Su questi aspetti si possono utilmente richiamare le posizioni di Aristotele e di Hegel dove, a differenza di Kant e Heidegger, la questione dell'intenzionalità del pensiero e dell'identità intenzionale fra pensiero e oggetto sono poste adeguatamente. «In generale, l'intelletto, quando è in atto, è i suoi oggetti» (Aristotele, De anima, III, 431b, 18ss). Anche dal lato della sensazione l'atto del sensibile e del senso sono lo stesso ed unico atto (cfr. ibidem, 425b, 26ss). Per Hegel la vecchia metafisica (precritica) aveva un concetto più alto del pensiero, poiché riteneva che «le cose e il pensar le cose [...] coincidessero in sé e per sé, che il pensiero nelle sue determinazioni immanenti e la vera natura delle cose fossero un solo e medesimo contenuto»: così nell'Introduzione alla Scienza della logica, dove la polemica hegeliana verso la "cosa in sé" e la presupposta separazione fra fenomeno e noumeno è implacabile.

  

V. La verità nella Rivelazione

Nella Rivelazione è trasmessa una idea ricca di verità, che si approfondisce e si precisa nella Bibbia lungo il cammino della storia della salvezza. Con il riferimento alla Scrittura un nuovo elemento di "stupore" si aggiunge a quello accennato all'inizio: non solo la Natura, anche la Parola di Dio è comprensibile. Entrambe parlano all'uomo, seppure diversamente.

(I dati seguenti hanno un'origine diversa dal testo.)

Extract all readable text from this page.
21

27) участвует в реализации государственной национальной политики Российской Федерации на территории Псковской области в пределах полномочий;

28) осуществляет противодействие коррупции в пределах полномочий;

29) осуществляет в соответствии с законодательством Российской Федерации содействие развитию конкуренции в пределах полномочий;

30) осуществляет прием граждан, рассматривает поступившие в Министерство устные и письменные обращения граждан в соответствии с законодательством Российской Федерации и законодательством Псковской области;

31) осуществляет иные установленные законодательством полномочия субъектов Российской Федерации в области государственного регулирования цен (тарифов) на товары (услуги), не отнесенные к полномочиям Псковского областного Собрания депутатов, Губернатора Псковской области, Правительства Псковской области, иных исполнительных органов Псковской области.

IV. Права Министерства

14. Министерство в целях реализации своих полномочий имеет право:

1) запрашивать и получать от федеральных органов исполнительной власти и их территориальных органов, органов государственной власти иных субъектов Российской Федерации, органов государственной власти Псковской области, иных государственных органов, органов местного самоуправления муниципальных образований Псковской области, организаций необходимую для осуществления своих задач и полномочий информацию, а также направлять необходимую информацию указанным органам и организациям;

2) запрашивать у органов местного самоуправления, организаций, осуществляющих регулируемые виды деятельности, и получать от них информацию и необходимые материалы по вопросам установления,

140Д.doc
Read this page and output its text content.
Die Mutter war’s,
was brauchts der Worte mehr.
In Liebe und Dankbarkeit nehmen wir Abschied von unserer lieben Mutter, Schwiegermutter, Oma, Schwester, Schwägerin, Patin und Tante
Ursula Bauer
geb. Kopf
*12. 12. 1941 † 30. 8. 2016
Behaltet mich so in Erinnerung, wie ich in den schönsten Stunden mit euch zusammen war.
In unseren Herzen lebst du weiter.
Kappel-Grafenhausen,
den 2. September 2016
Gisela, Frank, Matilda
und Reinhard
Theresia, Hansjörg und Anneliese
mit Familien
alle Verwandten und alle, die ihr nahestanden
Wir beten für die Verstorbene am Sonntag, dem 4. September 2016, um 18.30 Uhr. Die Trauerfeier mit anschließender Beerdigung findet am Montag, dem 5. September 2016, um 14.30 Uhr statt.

È noto che, per Galileo, Dio era l'autore oltre che della Scrittura, anche del "Libro della Natura", come riportato nella nota lettera al P. Benedetto Castelli, del 21 dicembre 1613. Procederemo indagando sul significato di verità nell'Antico e nel Nuovo Testamento, per soffermarci poi sulla figura di Cristo e infine su alcune espressioni del Concilio Vaticano II sulla verità.

Nell'AT e in generale nel pensiero ebraico il termine «verità» (eb. 'emet) evoca la sicurezza, la fedeltà, la costanza, e entro questo senso è incluso quello di verità come conformità. Verità è tanto qualcosa che appare allo scoperto, che non può essere nascosto né taciuto, quanto è veracità, ossia capacità di dire il vero, di non ingannare. Il Dio di fedeltà è identicamente il Dio di verità (cfr. ad es. Es 34,6; Sal 31,6). Proprio il salmo 31 è un attestato alla verità di Dio, opposta alla vanità degli idoli (v. 7: «Tu hai in odio gli adoratori di idoli vani, ma io confido nel Signore»).

Se intendiamo la verità come l'apparire della realtà così come è e il suo svelamento, nella Rivelazione essa si presenta come luce che cade sul reale, su noi e il mondo, luce che svela offrendo sicurezza e salvezza all'esistenza minacciata e che ultimamente è non una dottrina ma una persona. La sorgente di tale movimento disvelante è appunto Gesù Cristo, la luce vera che illumina ogni uomo che viene nel mondo. Il Prologo del Vangelo di Giovanni presenta il Cristo come il Verbo incarnato, pieno di grazia e di verità (cfr. Gv 1,14). Egli è il Logos, che dà consistenza, esistenza e intelligibilità al mondo. Camminare nella verità, che è camminare in Dio e con Dio, è un'esigenza essenziale per l'uomo, cui Gesù si offre dicendo di sé: «Io sono la via, la verità, la vita» (Gv 14,6). L'esigenza della verità assume una portata ben più ampia di quella di un discorso logicamente coerente, poiché sono implicati l'agire e la libertà: «Se persevererete nei miei insegnamenti, sarete veramente miei discepoli, conoscerete la verità e la verità vi farà liberi» (Gv 8,31-32). Non si tratta solo di una conoscenza teorica, ma esistenziale; una verità che entra nel cuore dell'uomo e lo aiuta a liberarsi, a strapparsi dalla menzogna, dall'odio, dalla ribellione a Dio. Chi conosce la verità è da Dio e l'amore di Dio dimora in lui.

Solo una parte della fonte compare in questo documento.